Ms. Parratt’s speech echoed a recurring complaint of the SEC when she stated that companies should focus their attention on improving their analysis that is contained in the CD&A and providing disclosure of performance targets if such targets are material to the company’s compensation policies and decisions. Her speech emphasized that the CD&A is to provide the how and why of the specific compensation decisions that were made and that companies need not include elaborate text reciting the framework in which decisions were made or listing out the many tools that were utilized in the decision-making process without discussing how such tools affected the resulting compensation decisions. In summary, Ms. Parratt stated that companies need to make their disclosures “more meaningful and understandable.”

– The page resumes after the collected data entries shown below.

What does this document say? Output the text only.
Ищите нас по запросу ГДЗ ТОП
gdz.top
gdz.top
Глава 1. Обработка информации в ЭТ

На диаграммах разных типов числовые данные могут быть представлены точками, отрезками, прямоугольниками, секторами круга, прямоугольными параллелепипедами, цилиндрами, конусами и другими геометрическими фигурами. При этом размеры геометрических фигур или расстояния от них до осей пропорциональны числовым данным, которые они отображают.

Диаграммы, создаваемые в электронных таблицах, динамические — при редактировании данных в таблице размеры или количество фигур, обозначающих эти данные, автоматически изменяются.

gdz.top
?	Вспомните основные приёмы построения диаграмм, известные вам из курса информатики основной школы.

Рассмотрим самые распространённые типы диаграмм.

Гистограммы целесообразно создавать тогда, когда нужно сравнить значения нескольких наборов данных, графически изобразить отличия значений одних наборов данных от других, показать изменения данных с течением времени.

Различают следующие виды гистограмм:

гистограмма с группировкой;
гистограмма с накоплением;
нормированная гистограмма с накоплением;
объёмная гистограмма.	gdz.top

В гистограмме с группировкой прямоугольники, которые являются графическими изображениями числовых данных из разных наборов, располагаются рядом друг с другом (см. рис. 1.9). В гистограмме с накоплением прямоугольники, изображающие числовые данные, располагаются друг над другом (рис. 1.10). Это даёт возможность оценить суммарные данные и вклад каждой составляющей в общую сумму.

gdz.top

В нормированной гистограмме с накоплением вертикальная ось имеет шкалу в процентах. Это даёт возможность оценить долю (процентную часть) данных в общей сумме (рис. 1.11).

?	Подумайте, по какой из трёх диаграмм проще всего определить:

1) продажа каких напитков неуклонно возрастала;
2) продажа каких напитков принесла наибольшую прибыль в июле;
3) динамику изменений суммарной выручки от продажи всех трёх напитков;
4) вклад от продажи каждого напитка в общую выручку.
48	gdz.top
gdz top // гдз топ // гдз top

Companies should consider taking a fresh look at the many areas touched upon by the amendments especially in this highly charged environment in which front page stories routinely crop up when, among other things, there appears to be a disconnect between executive pay and company performance. Moreover, in view of the escalating scrutiny of and increased expectations regarding executive compensation practices, some boards/compensation committees may wish to consider retaining its own independent expert counsel. Independent decision-making has become an essential ingredient in determining executive compensation. This includes separate and independent director oversight aided by independent compensation consultants. Retaining and utilizing independent counsel, and/or other independent advisors, could enhance both the perception and reality of unbiased determinations of compensation for top management.